Bye, Repatha – price cut on Praluent wins exclusive Express Scripts deal
The real question after today’s price-cutting deal between the pharmacy benefit manager Express Scripts and Regeneron/Sanofi over the cholesterol-lowering drug Praluent is: what took them so long?
After all, Amgen already had a one-year headstart on price concessions when data showed that Praluent’s PCSK9 rival Repatha did not achieve the expected reductions in cardiovascular deaths and complications, and there was little reason to believe that Praluent would do any better. Still, however late in coming, the deal has to be considered a coup for the Praluent partners, who can now hope to give life to underperforming sales with an exclusive contract with the biggest US pharmacy benefit manager (PBM).
Not good enough
The path to the lower price has essentially been set by the clinical underperformance of both of these anti-PCSK9 antibodies. Given a profound lowering of LDL of greater than 50% when paired with high-intensity statin use, they were thought capable of reducing cardiovascular events by more than 20%.
In fact, neither Repatha nor Praluent could manage more than 15%, in line with dual treatment of statins and Zetia, so payers have reasonably questioned their $14,000-plus list prices. The independent US evaluator Icer put a value-based price of $2,200 a year on Repatha and $2,300 a year for Praluent in the biggest population, patients with a history of atherosclerotic heart disease and LDL levels of 70mg/dl despite treatment with statins.
The writing was on the wall when Amgen started making “value-based” deals in 2017 after a disappointing data release at the American College of Cardiology meeting, and Regeneron and Sanofi signalled the same following a similar result at the 2018 ACC (ACC – Praluent’s Odyssey ends with a whimper, March 10, 2018).

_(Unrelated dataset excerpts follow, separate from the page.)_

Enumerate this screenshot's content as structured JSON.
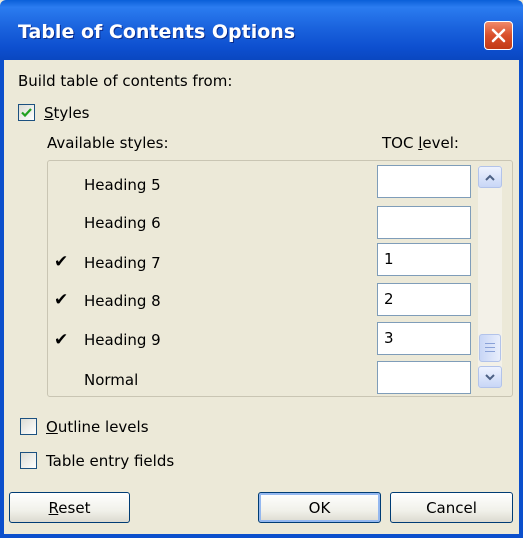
{
  "window": {
    "title": "Table of Contents Options"
  },
  "build_from_label": "Build table of contents from:",
  "styles_option": {
    "label": "Styles",
    "checked": true
  },
  "columns": {
    "available": "Available styles:",
    "toc_level": "TOC level:"
  },
  "styles": [
    {
      "name": "Heading 5",
      "checked": false,
      "level": ""
    },
    {
      "name": "Heading 6",
      "checked": false,
      "level": ""
    },
    {
      "name": "Heading 7",
      "checked": true,
      "level": "1"
    },
    {
      "name": "Heading 8",
      "checked": true,
      "level": "2"
    },
    {
      "name": "Heading 9",
      "checked": true,
      "level": "3"
    },
    {
      "name": "Normal",
      "checked": false,
      "level": ""
    }
  ],
  "check_glyph": "✔",
  "outline_levels": {
    "label": "Outline levels",
    "checked": false
  },
  "table_entry_fields": {
    "label": "Table entry fields",
    "checked": false
  },
  "buttons": {
    "reset": "Reset",
    "ok": "OK",
    "cancel": "Cancel"
  }
}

Still, the announcement today of the exclusive deal should at least give Praluent revenues a short-term boost. Sanofi last week reported lagging first-quarter sales of €49m ($59m), short of a consensus of €59m. Bernstein analyst Ronny Gal said Praluent should become profitable for Regeneron because the group will be able to reduce its investment in sales and marketing.
The upper hand
But he added that Express Scripts’ reduction in the paperwork needed to secure a Praluent prescription, an aspect of the deal that Regeneron was keen to trumpet this morning, might not necessarily speed uptake. “[Express Scripts] knows their business better than Regeneron and will always be able to find other ways to manage utilisation of the drugs,” Mr Gal said in a video distributed to clients.
He said Amgen would likely respond by cutting exclusive deals with other payers, so Regeneron and Sanofi cannot expect any increase in sales from the Express Scripts agreement to translate widely.
Mr Gal described it as a “capitulation” to payers “because [the drug companies] are admitting this will never be a very big [drug] class”.
“This entire class will go exclusive, and as they go exclusive prices will go down,” he said. “When classes go exclusive payers win, drug companies do not; and that is the case here.”
The PCSK9 class will never achieve the lofty $9bn sales number originally attached to it. For better or worse, payers followed through from their warnings of the budget-busting potential with a hard line on utilitsation. The lesson for the rest of the pharma sector should be clear.